Other educational investments
Sen. Mike Lee (R-New Hanover) described the investment in education that included significant dollars to add more school nurses, counselors and social workers that senators are hoping will add another 120 employees in those fields.
And there is $35 million each year for school safety grants, which is “not just to hire SROs [school resource officers] but to help children in crisis.”

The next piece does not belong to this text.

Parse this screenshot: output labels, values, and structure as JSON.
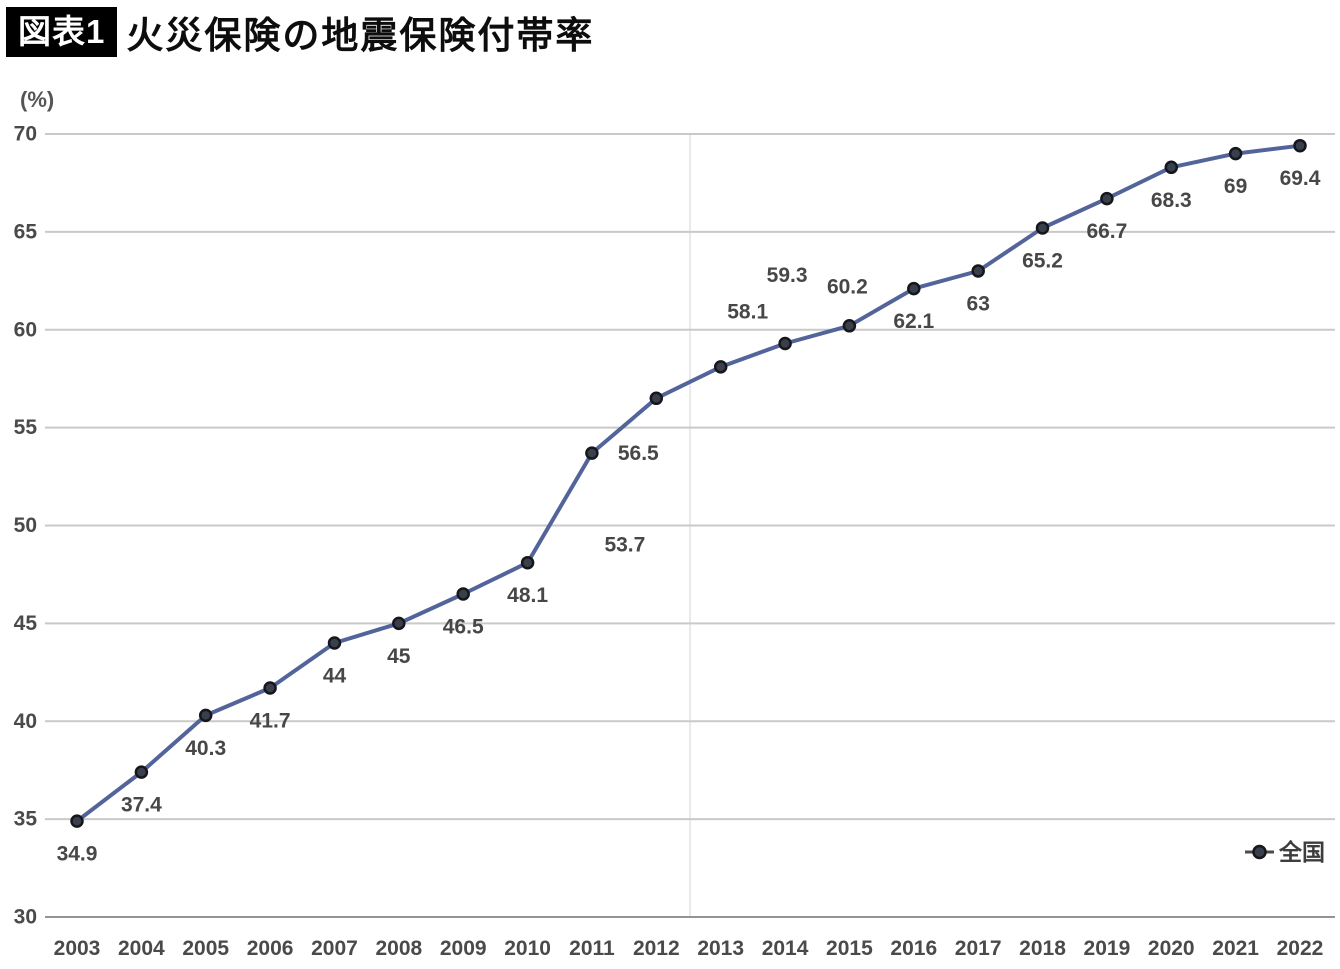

He also described the expansion of what lawmakers like to call “opportunity scholarships,” which provide public school money to be spent on private school education but on an expanded, tiered bases for students in all income brackets, not just low-income. That’s the concept in Senate Bill 408, which has not cleared both chambers.
He also described $70 million investments in education for high-demand fields, such as nursing dropout subsidies that target programs at historically Black colleges and universities.
Other topics
Berger said there was no gaming money in the budget – the House budget included a significant piece of revenue from expanded sports gambling – and it did not address controversies involving oversight of SBI.
But there were several other items mentioned by the senators and in their follow-up email:
- Allocates $1.4 billion for NCInnovation to improve applied research outputs at UNC System schools and to help commercialize those results.
- Expands the study of development sites to include those with fewer than 1,000 acres and $10 million in reserves to support local governments’ development of new megasites.
- Expands the post-election audit report to include a summary and detailed description of the results, and information on any items that could have affected the outcome of the election.
- Provides almost $19 million for the development of food processing facilities across the state.
- Sets aside $20 million nonrecurring “to provide housing for homeless veterans, victims of domestic violence, sexual assault and human trafficking.”
Highlights of the House’s plan
The 2-year plan as presented includes:
- Teachers would receive 10.2% raises (5.5% in the first year), but they also would receive 8 weeks of parental leave (up from 4), stipends for having a master’s degree and some assurances about class size for fourth and fifth grades.
- State employees would receive 7.5% raises (4.25% in the first year), and there would be an additional 2% for positions that are harder to fill, such as school bus drivers. North Carolina Highway Patrol employees would get 11% over 2 years.
- There are 2% cost-of-living increases for retirees (1% each year), a subject that committee members reinforced at length.
- UNC system employees would get 7.5% raises over two years.
- There is $40 million in school safety.
- There’s $1 billion in infrastructure to help with repairs to the water and sewage systems.
- The budget also allows for the State Bureau of Investigation to become an independent department, not under the Department of Public Safety, and gives legislators the right to remove its director for cause. The governor appoints the director to a 6-year term and currently is the only person who can remove that director.
- There is a significant expansion of opportunity scholarships for school choice, which is tied to Senate Bill 406.